Quote Originally Posted by Rusty Trichome
Wrong in concept. Nanners are male flowers. (pollen sacks) Whether on a male or female plant...a nanner is a nanner.

Pistils are a tube that catch the pollen and delivers it to the zygote in the calyx. The union of the two makes the seed. (readers digest version) I've never seen nor ever heard of a hermaphrodetic calyx.

Again...Wrong.

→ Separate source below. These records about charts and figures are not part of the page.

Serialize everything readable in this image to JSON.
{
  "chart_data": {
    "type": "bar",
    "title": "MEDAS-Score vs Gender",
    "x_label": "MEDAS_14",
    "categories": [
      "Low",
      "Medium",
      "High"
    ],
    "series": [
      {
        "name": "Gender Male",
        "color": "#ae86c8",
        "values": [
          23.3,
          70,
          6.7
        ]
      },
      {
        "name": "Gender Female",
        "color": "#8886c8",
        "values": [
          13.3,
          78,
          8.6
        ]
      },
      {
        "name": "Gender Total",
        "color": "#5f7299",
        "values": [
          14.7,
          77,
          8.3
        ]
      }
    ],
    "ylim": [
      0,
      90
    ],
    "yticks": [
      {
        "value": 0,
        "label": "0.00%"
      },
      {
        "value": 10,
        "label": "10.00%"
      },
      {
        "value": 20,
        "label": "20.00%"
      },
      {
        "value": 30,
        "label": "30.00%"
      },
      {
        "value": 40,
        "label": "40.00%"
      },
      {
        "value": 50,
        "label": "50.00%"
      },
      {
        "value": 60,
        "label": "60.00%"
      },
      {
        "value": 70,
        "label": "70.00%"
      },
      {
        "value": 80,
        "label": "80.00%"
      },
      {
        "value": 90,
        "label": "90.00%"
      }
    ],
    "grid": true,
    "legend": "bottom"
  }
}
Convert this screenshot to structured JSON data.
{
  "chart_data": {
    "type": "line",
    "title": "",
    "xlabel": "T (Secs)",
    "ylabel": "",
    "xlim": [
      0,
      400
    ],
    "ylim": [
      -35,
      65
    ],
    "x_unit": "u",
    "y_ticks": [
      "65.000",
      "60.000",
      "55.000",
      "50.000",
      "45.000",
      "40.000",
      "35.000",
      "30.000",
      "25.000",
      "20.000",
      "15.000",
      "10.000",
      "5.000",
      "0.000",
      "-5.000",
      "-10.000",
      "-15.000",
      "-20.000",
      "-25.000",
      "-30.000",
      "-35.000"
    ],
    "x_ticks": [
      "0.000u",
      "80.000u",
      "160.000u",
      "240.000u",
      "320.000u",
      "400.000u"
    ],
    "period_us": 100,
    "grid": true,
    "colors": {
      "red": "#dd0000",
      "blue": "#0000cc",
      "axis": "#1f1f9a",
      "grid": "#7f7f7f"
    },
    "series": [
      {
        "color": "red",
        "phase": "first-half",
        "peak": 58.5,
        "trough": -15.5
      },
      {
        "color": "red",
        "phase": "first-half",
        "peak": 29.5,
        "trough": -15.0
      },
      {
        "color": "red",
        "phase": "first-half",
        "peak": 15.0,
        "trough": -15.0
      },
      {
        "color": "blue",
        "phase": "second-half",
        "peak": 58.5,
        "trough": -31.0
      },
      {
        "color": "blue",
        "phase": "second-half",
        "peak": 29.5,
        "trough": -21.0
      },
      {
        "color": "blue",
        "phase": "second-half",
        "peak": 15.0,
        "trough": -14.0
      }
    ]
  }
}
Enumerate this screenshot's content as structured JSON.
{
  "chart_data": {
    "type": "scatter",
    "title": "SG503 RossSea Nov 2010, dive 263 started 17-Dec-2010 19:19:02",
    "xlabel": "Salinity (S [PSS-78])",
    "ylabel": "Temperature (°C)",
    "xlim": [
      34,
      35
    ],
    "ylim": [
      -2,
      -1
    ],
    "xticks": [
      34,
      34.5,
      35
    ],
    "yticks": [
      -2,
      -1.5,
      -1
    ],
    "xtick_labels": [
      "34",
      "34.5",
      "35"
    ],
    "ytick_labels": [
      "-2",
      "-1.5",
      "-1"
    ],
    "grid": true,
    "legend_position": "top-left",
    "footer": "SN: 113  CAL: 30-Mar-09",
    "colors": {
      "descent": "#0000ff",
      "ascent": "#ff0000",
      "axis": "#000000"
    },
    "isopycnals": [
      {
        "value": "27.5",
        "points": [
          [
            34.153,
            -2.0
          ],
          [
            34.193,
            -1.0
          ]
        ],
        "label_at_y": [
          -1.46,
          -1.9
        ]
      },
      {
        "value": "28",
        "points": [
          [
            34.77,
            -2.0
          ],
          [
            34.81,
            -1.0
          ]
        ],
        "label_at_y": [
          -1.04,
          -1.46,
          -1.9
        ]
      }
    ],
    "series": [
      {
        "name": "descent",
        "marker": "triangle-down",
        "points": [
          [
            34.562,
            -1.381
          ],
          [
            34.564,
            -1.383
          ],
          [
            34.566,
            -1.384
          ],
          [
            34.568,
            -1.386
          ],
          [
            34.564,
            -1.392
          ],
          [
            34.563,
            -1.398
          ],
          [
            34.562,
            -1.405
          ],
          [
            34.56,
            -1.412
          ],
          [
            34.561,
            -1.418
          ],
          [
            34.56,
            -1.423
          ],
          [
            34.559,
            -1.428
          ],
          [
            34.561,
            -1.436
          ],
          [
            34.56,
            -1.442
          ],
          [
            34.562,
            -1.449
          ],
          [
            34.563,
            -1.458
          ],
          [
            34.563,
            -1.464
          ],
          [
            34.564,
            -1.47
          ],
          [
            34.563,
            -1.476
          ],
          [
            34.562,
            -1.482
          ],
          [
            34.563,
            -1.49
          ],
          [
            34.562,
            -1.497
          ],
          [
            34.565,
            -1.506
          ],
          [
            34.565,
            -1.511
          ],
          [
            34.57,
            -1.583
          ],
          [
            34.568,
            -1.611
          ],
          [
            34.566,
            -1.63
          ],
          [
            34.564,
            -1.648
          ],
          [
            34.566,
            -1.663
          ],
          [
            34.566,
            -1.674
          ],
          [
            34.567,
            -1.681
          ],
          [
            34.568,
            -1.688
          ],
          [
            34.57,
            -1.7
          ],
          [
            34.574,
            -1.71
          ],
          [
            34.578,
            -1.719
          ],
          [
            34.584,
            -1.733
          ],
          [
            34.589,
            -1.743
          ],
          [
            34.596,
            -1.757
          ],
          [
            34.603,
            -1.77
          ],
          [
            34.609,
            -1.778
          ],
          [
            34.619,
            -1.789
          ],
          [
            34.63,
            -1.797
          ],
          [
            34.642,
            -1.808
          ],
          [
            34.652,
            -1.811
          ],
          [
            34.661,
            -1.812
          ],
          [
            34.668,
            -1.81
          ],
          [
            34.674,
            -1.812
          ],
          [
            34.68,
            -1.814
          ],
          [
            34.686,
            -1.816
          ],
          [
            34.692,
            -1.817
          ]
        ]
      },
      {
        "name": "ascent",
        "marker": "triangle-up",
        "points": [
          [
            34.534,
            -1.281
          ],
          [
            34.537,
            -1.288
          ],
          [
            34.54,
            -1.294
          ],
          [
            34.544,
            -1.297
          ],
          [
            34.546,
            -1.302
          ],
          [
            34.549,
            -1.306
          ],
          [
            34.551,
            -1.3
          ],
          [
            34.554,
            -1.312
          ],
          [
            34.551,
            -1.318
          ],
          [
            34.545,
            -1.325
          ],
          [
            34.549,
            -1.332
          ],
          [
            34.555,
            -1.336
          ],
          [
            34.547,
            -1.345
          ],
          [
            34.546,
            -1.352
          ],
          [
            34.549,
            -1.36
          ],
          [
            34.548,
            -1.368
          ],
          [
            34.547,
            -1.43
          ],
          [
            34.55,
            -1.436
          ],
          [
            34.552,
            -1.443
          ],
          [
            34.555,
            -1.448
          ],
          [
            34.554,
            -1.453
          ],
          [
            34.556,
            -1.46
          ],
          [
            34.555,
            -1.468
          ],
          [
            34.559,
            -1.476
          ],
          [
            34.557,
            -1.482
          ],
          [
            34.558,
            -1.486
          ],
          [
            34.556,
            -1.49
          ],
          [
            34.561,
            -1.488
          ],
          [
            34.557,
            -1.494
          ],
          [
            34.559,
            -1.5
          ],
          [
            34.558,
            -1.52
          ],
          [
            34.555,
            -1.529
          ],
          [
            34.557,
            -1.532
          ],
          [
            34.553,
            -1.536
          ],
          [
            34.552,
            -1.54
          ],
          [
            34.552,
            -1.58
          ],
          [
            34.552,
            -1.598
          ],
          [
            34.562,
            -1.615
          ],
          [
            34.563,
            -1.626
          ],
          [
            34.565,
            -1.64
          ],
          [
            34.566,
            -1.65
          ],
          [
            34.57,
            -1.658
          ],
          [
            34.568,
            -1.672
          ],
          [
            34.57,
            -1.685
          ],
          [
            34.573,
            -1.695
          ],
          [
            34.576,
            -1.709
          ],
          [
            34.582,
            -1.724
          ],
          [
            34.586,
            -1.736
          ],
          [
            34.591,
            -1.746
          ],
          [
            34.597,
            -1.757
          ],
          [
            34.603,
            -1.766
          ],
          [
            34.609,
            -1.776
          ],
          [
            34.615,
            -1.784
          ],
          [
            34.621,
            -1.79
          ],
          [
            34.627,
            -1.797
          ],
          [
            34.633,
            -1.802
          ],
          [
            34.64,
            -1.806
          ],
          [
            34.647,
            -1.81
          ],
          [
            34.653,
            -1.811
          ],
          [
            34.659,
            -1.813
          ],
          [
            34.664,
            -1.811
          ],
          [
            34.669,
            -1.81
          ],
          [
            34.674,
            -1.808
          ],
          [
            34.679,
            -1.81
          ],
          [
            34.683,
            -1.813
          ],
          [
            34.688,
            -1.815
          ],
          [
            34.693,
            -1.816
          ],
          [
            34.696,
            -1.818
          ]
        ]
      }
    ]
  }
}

Pistils are often damaged or age, and are replaced. Sometimes two, sometimes 3 or 4 pistils can emerge from a single calyx. Tiz not in any form, a sign of hermaphrodism.

If the seeds you grow led you to these conclusions, perhaps you should find another source for your seeds. I wonder how many healthy plants that were perfectly fine, you've killed-off because of this?


Thanks Rusty. I'll keep future posts in check,.... but I've got flowers on my suspect hermi plant, that as the pistils begin growing out of the calyx generate 5-6 from almost every flower. They are all a little contorted, and most of them seem to hang up in the calyx. Aren't there 5-6 little glands that hang down off of a pollen sack once it opens? This is where I draw the conclusion of excess pistils.

(Forgive me on my lack of proper names, still learning and all. And Thanks for the proper spelling on calyx and pistil! :thumbsup: )


As for the last question, NONE! I've actually kept plants that I knew were a risk for asexuality, much to my greater disappointment. All plants I've grown are clones.


So,.... exactly what am I looking at in the first picture? That sure isn't 2 pistils! Looks, (to me anyway) like a calyx with one pistil and a (I'm guessing here) complete pollen sack?

So wouldn't it be a hermaphrodite calyx?